Dante Barnett

Profile
- Position: Linebacker

Personal information
- Born: 11 February 2003 (age 23) Birmingham, England
- Listed height: 6 ft 1 in (1.85 m)
- Listed weight: 275 lb (125 kg)

Career information
- College: Dickinson
- NFL draft: 2025: undrafted

Career history
- Cincinnati Bengals (2025)*; Green Bay Packers (2025)*;
- * Offseason or practice squad member only
- Stats at Pro Football Reference

= Dante Barnett (defensive lineman) =

English gridiron football player (born 2003)

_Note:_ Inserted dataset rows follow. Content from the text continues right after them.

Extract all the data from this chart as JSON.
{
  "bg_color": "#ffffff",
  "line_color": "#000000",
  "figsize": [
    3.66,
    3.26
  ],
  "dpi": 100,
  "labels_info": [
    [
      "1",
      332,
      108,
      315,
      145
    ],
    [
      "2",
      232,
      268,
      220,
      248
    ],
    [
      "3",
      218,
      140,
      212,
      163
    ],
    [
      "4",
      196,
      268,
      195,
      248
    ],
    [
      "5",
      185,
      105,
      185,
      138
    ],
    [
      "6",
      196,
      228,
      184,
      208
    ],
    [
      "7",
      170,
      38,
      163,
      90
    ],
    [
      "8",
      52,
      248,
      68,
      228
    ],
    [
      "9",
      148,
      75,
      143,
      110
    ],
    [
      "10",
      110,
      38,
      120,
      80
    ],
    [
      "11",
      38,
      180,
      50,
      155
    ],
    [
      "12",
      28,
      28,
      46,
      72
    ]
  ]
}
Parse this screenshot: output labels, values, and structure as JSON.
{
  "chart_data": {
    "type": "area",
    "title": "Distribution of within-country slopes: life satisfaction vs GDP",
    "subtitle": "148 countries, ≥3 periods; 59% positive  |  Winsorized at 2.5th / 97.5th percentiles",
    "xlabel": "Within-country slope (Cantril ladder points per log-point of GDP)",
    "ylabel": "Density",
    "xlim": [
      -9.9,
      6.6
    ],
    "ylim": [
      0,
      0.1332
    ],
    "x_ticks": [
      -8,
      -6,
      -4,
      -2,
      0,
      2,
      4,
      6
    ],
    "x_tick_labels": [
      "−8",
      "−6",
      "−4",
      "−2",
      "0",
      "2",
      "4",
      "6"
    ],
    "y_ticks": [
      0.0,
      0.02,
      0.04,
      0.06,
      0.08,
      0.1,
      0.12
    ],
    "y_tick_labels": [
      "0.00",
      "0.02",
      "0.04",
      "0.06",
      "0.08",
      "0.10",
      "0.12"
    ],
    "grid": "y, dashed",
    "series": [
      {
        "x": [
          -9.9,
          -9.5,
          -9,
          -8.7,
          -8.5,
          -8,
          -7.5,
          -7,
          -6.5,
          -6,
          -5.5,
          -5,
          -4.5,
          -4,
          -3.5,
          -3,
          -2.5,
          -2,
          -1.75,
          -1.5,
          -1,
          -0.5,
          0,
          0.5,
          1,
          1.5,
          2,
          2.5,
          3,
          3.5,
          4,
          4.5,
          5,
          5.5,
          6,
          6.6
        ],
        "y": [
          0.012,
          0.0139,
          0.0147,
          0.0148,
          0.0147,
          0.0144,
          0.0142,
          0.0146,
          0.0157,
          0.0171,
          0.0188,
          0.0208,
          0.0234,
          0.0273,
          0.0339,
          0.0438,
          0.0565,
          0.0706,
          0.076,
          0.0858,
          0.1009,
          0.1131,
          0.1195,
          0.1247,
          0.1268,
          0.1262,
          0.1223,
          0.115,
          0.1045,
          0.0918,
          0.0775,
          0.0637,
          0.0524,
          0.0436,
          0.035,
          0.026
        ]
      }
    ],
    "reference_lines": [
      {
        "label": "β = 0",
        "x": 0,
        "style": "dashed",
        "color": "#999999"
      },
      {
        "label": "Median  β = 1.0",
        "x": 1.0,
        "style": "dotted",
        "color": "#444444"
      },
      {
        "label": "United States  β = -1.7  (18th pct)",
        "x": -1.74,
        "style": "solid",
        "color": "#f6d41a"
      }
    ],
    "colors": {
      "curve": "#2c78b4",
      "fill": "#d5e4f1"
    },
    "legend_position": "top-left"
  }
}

Dante Barnett (born 11 February 2003) is an English football linebacker. He entered the league through the International Player Pathway Program, originally signing with the Cincinnati Bengals in 2025.

==Early life==
Barnett is from Birmingham, England, and played a number of sports growing up but took to American football and had successful try-outs at the NFL Academy located at Loughborough University in Leicestershire between 2019 and 2021. After three years at the NFL Academy, Barnett tried making the jump to American college football and received offers from schools in Texas such as Texas Christian University (TCU), Southern Methodist University (SMU), and the University of Houston, but did not have the grades, and instead went to an NCAA Division III school, Dickinson College in Pennsylvania, where he played for a year in 2022. He later became part of the NFL's International Player Pathway.

==Professional career==
===Pre-draft===

Pre-draft measurables
| Height | Weight | Arm length | Hand span | Wingspan | 40-yard dash | 10-yard split | 20-yard split | 20-yard shuttle | Three-cone drill | Vertical jump | Broad jump | Bench press |
| 6 ft 1 in (1.85 m) | 275 lb (125 kg) | 32+5⁄8 in (0.83 m) | 9+5⁄8 in (0.24 m) | 6 ft 5+1⁄8 in (1.96 m) | 4.70 s | 1.75 s | 2.77 s | 4.57 s | 7.33 s | 28.0 in (0.71 m) | 99 ft 0 in (30.18 m) | 24 reps |
All values from University of South Florida/IPP Pro Day

===Cincinnati Bengals===
On 27 April 2025, Barnett signed with the Cincinnati Bengals as an undrafted free agent. On 22 July, the Bengals released Barnett ahead of training camp.

===Green Bay Packers===
On 29 October 2025, the Green Bay Packers signed Barnett to their practice squad to fill their vacant International Player Pathways spot. He signed a reserve/future contract with Green Bay on 12 January 2026. On 28 July, Barnett was released by the team.

==Personal life==
Barnett's father died when he was young; he previously worked at a Jaguar-Land Rover plant. He is of Jamaican descent.